By RICHARD BRADDELL utilities writer
All members of the electricity governance board being established to oversee the industry will be drawn from outside the industry, not just the majority required by the Government.
Establishment group chairman David Caygill yesterday outlined 600 pages of rules put up for consultation.
The board will take over three existing self-regulatory functions, and should be running early next year at the latest.
"The old diehard industry approach has been booted out the door very strongly in this process," governance working group chairman Richard Rowley said.
But he said if the industry and board disagreed, it would be a big, public standoff.

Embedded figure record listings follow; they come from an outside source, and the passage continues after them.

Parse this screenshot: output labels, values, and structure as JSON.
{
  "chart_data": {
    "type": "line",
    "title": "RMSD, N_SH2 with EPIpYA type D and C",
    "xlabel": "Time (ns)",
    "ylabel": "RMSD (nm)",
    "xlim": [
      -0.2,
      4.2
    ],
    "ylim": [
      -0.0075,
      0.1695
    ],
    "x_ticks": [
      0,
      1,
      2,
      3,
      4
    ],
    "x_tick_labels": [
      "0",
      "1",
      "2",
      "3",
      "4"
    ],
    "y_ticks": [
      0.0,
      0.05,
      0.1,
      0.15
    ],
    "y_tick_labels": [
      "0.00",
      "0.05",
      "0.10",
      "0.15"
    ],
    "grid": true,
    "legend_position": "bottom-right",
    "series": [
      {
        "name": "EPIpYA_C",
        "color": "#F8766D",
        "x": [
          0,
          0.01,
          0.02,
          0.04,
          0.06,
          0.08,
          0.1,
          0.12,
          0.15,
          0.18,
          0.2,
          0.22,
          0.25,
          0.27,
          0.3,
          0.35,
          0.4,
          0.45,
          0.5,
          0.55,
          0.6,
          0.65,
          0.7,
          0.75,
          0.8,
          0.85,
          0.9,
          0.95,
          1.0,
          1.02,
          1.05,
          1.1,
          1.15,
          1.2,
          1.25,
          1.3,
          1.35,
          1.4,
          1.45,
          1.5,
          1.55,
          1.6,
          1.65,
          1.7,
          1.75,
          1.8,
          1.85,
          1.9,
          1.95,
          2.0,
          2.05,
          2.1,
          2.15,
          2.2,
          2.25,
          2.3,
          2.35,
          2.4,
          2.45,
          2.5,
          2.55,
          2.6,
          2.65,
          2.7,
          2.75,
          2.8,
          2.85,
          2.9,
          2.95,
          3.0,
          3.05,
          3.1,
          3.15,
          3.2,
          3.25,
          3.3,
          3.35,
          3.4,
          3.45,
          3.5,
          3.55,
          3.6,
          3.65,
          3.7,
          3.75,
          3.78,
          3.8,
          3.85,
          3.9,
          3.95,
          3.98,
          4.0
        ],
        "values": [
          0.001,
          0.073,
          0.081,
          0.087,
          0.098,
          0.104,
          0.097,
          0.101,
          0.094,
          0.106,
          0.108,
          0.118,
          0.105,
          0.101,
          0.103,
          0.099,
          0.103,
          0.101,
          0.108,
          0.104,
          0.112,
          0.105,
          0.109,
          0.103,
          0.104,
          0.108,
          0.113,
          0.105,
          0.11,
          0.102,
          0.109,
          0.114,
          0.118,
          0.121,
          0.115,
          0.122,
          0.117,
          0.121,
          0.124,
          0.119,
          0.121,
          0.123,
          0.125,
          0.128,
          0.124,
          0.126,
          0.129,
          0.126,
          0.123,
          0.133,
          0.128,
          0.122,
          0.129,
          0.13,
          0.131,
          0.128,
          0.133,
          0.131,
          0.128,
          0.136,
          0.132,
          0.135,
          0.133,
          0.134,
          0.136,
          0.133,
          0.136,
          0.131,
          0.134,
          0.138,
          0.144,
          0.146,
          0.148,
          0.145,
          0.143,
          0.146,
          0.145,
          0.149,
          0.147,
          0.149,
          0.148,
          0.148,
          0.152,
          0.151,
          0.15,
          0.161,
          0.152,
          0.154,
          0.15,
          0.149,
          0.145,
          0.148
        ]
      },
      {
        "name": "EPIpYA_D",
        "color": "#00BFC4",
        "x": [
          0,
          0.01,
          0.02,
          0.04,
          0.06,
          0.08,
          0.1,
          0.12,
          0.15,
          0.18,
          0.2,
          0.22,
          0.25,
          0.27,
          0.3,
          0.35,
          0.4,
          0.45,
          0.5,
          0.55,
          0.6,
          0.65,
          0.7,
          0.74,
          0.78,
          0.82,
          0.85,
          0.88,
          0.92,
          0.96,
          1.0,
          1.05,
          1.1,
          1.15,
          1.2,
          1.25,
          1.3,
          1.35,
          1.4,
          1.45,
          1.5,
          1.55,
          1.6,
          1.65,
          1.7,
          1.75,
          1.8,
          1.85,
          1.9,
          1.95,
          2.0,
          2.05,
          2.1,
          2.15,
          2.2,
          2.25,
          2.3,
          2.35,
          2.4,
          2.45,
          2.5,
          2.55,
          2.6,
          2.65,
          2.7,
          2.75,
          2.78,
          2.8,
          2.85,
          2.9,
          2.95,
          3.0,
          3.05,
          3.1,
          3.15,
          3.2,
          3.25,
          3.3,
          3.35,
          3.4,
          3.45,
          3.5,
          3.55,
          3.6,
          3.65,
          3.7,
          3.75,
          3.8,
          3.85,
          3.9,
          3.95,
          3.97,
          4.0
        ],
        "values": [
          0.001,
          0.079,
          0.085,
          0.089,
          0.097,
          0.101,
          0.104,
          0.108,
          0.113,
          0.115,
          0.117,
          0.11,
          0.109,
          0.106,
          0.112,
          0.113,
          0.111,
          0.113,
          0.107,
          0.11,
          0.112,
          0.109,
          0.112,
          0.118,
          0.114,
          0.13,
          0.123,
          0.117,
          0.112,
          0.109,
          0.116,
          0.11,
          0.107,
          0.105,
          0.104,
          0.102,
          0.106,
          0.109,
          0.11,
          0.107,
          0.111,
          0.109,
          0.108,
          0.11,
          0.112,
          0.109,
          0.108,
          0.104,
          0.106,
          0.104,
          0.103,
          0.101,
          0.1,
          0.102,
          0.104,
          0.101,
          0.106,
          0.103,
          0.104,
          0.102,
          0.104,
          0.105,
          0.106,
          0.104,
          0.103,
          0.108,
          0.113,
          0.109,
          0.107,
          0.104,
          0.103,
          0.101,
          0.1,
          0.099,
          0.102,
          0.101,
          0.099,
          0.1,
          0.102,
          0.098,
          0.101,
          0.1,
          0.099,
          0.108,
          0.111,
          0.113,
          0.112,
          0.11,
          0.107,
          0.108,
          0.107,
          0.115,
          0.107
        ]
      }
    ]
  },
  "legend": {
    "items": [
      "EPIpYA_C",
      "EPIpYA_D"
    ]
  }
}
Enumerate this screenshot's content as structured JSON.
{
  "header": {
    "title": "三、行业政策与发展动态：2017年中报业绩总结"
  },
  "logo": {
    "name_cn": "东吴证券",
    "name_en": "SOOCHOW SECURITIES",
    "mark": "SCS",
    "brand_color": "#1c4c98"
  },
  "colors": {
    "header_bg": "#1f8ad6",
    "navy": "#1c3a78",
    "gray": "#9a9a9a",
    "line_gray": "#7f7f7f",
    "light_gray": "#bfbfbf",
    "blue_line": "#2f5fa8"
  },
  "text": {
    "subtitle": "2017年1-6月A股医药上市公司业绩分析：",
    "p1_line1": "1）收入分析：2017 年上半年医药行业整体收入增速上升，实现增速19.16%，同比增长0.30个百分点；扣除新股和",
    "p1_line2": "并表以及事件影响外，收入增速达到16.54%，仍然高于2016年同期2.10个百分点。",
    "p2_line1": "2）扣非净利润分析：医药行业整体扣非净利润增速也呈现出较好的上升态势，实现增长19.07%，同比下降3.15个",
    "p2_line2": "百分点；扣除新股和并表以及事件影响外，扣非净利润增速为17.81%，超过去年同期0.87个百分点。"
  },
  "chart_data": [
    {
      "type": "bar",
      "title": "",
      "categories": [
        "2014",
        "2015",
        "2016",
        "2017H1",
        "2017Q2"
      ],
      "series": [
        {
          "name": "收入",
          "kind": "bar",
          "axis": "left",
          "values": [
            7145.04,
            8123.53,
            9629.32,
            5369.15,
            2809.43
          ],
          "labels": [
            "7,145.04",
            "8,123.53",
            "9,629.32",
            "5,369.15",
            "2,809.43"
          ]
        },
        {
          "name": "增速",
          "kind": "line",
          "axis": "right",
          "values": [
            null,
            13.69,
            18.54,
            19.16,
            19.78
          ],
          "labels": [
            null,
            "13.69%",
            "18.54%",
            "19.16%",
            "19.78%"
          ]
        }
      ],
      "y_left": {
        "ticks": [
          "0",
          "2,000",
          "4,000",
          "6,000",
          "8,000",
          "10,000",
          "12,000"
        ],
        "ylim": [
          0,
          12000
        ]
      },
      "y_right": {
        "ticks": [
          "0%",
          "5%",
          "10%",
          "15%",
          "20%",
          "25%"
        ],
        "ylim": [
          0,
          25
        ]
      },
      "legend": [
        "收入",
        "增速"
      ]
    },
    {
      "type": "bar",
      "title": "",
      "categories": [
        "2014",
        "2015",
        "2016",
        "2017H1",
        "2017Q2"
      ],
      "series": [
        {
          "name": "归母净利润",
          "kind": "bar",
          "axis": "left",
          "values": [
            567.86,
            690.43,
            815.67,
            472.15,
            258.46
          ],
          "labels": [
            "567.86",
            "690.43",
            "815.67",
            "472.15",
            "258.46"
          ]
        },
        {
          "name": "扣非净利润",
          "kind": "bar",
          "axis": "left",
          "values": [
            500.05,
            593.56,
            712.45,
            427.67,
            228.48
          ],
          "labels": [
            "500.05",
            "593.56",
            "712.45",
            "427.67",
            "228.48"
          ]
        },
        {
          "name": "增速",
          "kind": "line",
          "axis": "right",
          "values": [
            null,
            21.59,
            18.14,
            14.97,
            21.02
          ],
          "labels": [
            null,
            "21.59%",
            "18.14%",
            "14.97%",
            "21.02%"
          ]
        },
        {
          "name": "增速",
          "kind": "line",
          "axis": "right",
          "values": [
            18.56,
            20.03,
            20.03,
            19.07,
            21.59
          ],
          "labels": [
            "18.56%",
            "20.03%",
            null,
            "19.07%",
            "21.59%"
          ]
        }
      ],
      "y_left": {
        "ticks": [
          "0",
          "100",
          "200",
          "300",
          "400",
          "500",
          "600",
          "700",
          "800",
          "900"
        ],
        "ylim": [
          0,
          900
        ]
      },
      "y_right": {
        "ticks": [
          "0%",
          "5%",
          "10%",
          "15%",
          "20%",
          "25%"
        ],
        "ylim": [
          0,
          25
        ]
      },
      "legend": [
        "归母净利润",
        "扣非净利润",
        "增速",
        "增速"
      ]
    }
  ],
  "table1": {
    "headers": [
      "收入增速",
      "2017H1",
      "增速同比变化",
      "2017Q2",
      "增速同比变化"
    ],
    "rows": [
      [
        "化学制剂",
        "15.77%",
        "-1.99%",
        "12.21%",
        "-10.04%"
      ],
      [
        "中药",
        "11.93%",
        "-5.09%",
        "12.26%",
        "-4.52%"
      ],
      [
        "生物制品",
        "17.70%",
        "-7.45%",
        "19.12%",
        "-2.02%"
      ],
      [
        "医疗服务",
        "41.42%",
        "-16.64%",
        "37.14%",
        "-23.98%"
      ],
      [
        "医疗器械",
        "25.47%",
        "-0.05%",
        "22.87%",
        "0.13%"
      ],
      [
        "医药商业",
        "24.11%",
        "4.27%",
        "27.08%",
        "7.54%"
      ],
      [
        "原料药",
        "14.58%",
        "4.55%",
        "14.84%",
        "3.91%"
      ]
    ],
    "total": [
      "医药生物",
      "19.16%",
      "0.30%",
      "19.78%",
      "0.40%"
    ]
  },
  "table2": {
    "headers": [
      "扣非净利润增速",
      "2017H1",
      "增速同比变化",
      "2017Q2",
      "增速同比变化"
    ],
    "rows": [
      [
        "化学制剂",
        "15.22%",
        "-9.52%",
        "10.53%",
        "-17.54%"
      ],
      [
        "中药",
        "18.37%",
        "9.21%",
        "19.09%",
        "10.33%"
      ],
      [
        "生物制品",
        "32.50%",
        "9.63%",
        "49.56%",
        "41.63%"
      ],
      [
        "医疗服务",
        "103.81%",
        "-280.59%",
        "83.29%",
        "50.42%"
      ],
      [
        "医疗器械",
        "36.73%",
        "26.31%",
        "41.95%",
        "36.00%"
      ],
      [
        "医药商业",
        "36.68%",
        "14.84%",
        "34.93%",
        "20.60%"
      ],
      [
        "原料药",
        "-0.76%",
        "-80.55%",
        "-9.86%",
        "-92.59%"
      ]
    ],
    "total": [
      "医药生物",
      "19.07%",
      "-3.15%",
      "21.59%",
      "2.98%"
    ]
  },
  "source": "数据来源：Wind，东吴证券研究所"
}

Mr Caygill said the main thrusts of the board rules were to strengthen the customer side of the industry and to embrace the operations of national grid operator Transpower, which falls outside most existing governance arrangements.
But though the board goes further than the Government policy statement on membership, the election process is less well defined.
Although the industry will not be able to vote its own representatives on to the board, it will control 50 per cent of the votes, which will be split equally between transporters (lines companies and Transpower), and generators and retailers.
Votes will be allocated to lines companies on the basis of their valuation and to generators and retailers on the basis of electricity volumes.
But voting arrangements for consumer representatives are much more murky, though a variety of consumer groups may be entitled to argue for voting rights, based on their usage.
Mr Caygill said that although groups such as the Consumers' Institute, Grey Power, Business NZ, Federated Farmers, the Major Electricity Users' Group and the Council of Trade Unions were among those who might seek voting rights, groups such as Greenpeace would be unlikely to gain representation.
The final decision would be made by a committee yet to be chosen although in the first election it was likely the NZ Electricity Market's surveillance panel would rule on eligibility.